"No, Sam, I have no interest in forgetting actually," Sage says, his tone tempered glass, absolutely translucent, nothing there to read into.

     "Okay," Sam responds confused and slightly distracted by the hickies. The marks are kind of doing things for him. Terrible timing, he knows, but totally out of his control, too. "We don't have to forget it, I guess. It can just be a thing we move on from. It doesn't have to change anything."

     Sage's jaw clenches and the elevator dings as it opens on the first floor. He walks out and turns back to look him in the eye as he says, "You can live in your state of delusion by yourself." A long breath, tired, too tired to fight. Sage isn't waving a white flag. He's just waving. "Goodbye, Sam."

     Sage is not standing on his feet. His feet are gone and now there's just raw, bleeding stumps that ache with each step in their place. These aren't his lungs, either. They're bricks, with no porosity, just dense concrete trapping oxygen on one side and carbon dioxide on the other, the weight of it dragging his chest to the ground.

     Sage is not Sage. Feels like he's stepped outside of his body and is watching it function, and poorly at that, drifting through his classes, avoiding interactions with Sam, dodging texts from Ruthie and his sister. Sage is wandering, dragging, doing the best he can with feet that aren't there, and lungs that don't work until the day's over and he can crawl under his covers.

     Maybe it'll be better tomorrow.

     It's not so he stops trying to get anywhere, at all, deciding to hurt alone in his bed. It's the only place he can truly agonize over what happened, what happened just feet away from his mattress, right there by the door. He tortures himself with reruns of that night. The way Sam's gaze sliced into him. Death by a thousand cuts.

     He'd forgotten about the paintings but then he thinks maybe he didn't. He'd kissed Sam outside the airport and Sam had kissed him back. So maybe he thought things had changed. It was a hope more than anything else.

     Sage wanted it. He wanted it so badly he thought the feeling would tear through his skin and eat Sam alive. It was a monster, the feeling, insatiable. A wicked fiend for Sam — his Frankenstein. The person who'd created this feeling and given it life.

     Sam had snuffed it out, too, with just a look. Built and broke Sage in an instance.

     Sage is ignoring a knock at his door. At first it's a normal knock but after some time waiting the knock becomes a bit incessant, followed by a, "Sage Decourt I know you're in there."

     He gets the door for Ruthie, not opening it wide enough for entry.

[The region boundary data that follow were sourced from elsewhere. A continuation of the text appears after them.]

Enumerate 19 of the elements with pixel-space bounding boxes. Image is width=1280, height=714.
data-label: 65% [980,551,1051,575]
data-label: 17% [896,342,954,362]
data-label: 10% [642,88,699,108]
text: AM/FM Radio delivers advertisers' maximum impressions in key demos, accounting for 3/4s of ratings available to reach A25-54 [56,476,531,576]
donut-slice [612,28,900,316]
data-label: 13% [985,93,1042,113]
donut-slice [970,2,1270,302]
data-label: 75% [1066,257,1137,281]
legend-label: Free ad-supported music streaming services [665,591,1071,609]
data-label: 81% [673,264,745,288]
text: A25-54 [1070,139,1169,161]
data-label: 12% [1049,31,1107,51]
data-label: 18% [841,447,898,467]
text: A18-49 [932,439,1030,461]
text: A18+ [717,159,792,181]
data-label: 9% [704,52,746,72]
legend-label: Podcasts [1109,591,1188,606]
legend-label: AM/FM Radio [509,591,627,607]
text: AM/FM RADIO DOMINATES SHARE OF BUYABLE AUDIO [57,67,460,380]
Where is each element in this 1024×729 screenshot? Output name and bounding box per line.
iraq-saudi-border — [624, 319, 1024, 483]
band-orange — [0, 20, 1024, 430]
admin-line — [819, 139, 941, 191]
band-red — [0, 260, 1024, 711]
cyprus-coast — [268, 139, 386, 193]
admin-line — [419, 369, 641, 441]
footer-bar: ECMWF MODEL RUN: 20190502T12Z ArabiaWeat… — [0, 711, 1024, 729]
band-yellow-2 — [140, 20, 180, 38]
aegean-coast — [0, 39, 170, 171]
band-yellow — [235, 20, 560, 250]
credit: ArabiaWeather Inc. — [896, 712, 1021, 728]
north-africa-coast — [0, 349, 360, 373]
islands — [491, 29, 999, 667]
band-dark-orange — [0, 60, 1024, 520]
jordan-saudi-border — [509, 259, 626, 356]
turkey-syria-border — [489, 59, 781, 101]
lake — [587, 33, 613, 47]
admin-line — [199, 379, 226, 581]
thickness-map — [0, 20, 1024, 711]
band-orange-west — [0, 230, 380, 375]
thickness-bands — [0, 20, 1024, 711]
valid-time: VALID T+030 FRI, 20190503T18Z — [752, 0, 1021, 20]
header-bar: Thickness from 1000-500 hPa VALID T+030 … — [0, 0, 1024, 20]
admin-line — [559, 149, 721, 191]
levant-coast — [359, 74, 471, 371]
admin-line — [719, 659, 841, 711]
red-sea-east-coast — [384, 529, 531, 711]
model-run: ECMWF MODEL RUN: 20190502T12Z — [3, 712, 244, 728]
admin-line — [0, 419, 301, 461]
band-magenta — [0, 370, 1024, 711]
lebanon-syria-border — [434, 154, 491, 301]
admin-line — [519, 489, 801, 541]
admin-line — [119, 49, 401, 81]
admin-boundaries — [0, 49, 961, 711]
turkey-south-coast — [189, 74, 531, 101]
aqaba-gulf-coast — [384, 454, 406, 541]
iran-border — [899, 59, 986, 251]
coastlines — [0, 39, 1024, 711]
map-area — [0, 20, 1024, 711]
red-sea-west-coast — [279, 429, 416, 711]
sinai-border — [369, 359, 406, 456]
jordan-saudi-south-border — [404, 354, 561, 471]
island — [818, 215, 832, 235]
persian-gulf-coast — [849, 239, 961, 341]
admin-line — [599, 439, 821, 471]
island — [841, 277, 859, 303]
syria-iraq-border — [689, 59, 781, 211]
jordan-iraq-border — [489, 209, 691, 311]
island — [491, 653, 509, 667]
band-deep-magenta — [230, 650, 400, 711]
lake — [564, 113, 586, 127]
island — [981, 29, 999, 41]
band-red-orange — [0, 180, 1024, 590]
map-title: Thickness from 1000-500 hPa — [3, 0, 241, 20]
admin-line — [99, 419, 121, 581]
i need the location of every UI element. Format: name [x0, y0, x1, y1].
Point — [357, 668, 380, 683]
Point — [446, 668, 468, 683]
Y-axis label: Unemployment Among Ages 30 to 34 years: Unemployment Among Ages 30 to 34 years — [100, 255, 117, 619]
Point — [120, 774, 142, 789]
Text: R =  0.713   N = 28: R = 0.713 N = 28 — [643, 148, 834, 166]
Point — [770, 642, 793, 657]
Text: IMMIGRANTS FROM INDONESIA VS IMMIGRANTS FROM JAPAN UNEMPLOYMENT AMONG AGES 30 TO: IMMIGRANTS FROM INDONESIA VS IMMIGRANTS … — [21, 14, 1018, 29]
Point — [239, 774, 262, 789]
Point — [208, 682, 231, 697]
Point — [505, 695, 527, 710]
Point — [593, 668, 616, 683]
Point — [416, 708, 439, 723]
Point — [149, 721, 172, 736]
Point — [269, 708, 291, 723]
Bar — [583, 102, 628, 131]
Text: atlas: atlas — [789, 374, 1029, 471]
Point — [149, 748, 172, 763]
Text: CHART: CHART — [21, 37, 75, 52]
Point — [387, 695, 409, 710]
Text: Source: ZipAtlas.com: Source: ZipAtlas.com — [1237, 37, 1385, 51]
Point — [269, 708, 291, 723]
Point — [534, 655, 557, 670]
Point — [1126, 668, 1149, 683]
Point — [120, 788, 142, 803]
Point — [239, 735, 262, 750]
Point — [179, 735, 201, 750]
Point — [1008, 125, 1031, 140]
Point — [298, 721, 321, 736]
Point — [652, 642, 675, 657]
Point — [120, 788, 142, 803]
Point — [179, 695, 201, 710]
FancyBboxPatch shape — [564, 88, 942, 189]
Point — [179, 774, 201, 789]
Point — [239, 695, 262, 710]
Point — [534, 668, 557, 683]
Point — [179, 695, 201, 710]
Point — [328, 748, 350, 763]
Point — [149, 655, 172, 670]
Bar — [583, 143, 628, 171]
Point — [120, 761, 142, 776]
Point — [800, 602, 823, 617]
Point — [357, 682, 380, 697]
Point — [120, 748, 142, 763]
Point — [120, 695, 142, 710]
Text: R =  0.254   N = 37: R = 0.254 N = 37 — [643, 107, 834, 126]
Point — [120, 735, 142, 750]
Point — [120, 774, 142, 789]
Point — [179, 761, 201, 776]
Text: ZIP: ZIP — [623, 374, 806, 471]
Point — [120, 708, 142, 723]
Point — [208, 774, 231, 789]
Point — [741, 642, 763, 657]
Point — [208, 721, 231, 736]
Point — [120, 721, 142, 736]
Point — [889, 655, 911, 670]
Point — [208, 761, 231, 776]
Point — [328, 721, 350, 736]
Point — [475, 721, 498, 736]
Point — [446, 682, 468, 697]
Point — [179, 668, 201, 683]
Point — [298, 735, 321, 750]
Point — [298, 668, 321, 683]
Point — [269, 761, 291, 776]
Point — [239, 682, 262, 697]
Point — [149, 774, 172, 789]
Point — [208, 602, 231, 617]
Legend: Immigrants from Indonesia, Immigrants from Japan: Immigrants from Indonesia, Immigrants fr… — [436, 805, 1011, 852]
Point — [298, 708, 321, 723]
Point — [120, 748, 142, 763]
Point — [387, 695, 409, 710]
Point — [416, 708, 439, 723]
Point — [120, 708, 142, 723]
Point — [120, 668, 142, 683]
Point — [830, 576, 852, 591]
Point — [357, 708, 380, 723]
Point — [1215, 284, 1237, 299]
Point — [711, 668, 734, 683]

He lifts an eyebrow. "What's up?" he asks.

     "What's up?" she repeats shoving past him. "What's up with you? You've been dodging me all week." She glances around his apartment. There's several bags of take-out on the counter. It's not messy but it's not the way he normally keeps his apartment. "Have you gone to any of your classes this week?"

     "Tuesday's," he tells her honestly.

      "What's going on?" she asks, dropping her purse on one of the barstools. She starts consolidating the garbage. "Are you okay? Did something happen with your family?"

     "No," he says. "Nothing happened. They're fine."

     "Is it a bad mental week?

     He shakes his head, watching as she shoves all the garbage into one large plastic bag and then moves to his sink. It is a bad mental week and his apartment looks like it. He hasn't made his bed all week, hasn't run the dishwasher, or washed his laundry. It looks like depression. Maybe it is depression. He feels dramatic for categorizing it that way. Hudson had been depressed. Hudson had killed himself. Is Sage trivializing his brother's experience by being upset over what even?